On This Page

Home / Stream/ Integrations/ Destinations/Scality Destination

Scality Destination

Scality is an on-premises S3-compatible object storage platform. Its RING and ARTESCA products expose an S3-compatible API that lets applications store and retrieve objects in buckets. See the Scality CloudServer documentation for protocol details. The Scality Destination sends data to a Scality bucket using that S3-compatible API.

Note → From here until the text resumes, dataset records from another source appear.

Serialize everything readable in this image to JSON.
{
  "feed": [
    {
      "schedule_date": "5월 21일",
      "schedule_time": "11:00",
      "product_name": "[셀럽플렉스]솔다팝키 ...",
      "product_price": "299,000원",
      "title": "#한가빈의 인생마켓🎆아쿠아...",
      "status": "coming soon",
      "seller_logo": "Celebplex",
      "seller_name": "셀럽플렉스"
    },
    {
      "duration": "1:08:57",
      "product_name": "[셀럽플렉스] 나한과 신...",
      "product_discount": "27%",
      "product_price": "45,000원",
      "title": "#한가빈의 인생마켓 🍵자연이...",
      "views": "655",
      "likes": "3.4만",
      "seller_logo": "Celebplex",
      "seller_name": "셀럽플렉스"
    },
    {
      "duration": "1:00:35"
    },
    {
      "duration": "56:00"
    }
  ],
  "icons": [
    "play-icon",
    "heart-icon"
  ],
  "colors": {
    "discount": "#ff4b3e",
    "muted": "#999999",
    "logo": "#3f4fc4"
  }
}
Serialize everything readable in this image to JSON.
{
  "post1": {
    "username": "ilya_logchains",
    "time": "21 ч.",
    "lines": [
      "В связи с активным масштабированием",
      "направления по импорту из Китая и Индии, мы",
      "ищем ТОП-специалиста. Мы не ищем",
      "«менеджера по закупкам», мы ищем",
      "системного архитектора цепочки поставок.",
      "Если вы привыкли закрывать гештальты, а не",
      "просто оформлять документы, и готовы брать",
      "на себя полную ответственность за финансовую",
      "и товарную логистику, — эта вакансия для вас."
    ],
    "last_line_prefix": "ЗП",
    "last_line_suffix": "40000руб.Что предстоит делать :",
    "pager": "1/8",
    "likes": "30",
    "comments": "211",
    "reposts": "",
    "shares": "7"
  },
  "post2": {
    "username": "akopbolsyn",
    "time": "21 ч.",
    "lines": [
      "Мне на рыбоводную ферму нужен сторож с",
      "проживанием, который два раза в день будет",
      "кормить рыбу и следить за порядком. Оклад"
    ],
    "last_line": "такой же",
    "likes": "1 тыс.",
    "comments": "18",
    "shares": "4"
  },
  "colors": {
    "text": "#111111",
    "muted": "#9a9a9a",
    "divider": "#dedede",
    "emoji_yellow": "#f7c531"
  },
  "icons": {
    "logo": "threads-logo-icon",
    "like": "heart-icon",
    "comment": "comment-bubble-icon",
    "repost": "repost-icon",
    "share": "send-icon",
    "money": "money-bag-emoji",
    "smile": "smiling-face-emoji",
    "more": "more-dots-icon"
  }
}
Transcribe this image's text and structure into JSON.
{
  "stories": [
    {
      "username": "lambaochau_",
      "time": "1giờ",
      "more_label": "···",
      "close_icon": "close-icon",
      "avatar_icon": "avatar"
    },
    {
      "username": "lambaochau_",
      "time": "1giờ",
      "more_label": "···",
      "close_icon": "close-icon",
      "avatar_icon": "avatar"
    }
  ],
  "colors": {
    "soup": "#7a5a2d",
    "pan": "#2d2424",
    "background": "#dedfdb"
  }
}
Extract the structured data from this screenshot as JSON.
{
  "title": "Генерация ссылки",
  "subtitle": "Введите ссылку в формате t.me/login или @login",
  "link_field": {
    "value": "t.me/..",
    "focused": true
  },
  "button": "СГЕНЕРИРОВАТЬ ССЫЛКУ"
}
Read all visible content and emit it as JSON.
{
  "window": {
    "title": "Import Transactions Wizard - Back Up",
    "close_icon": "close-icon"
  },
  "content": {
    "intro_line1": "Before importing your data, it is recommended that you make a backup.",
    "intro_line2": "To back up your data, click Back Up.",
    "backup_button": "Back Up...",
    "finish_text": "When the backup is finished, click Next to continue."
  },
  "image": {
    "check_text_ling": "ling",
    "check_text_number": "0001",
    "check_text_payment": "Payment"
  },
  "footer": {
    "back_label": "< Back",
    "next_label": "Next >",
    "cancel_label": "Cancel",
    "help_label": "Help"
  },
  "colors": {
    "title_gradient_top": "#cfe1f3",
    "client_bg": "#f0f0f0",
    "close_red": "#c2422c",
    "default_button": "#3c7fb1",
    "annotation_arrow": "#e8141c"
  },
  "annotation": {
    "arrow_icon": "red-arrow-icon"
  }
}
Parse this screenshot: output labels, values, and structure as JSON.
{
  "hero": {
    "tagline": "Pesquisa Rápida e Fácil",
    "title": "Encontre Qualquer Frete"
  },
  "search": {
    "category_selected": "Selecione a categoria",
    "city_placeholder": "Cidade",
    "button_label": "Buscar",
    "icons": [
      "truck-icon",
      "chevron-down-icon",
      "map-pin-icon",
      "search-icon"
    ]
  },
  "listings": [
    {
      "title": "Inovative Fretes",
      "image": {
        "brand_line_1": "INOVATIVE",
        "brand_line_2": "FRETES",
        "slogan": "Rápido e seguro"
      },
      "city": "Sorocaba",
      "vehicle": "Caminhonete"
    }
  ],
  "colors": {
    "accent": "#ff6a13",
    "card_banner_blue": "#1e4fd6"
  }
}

Type: Non-Streaming | TLS Support: Yes | PQ Support: No

Configure Cribl Stream to Output to Scality

In Cribl Stream, configure the Scality Destination:

  1. On the top bar, select Products, and then select Cribl Stream. Under Worker Groups, select a Worker Group. Next, you have two options:
    • To configure via QuickConnect, navigate to Routing > QuickConnect. Select Add Destination and select the Destination you want from the list, choosing either Select Existing or Add New.
    • To configure via the Routes, select Data > Destinations. Select the Destination you want. Next, select Add Destination.
  2. In the New Destination modal, configure the following under General Settings:
    • Output ID: Enter a unique name to identify this Scality definition. If you clone this Destination, Cribl Stream will add -CLONE to the original Output ID.
    • Description: Optionally, enter a description.
    • Scality endpoint: URL of your Scality RING or ARTESCA S3-compatible endpoint (for example, https://s3.scality.example.com). Both HTTP and HTTPS are accepted.
    • Scality bucket name: JavaScript expression that resolves to the Destination Scality bucket name. The expression must evaluate to a string and is evaluated only once, when the Destination initializes. For a fixed bucket name, enter a quoted string such as 'my-scality-bucket'. For a name derived from a global variable, use a JavaScript string expression such as myBucket-${C.vars.myVar}.

      Event-level variables are not available for this field, because the bucket name is evaluated only at Destination initialization. If you want to use event-level variables in file paths, we recommend specifying them in the Partitioning expression field in Optional Settings, because the Partitioning expression is evaluated for each file. For general expression syntax and examples, see Cribl Expression Syntax.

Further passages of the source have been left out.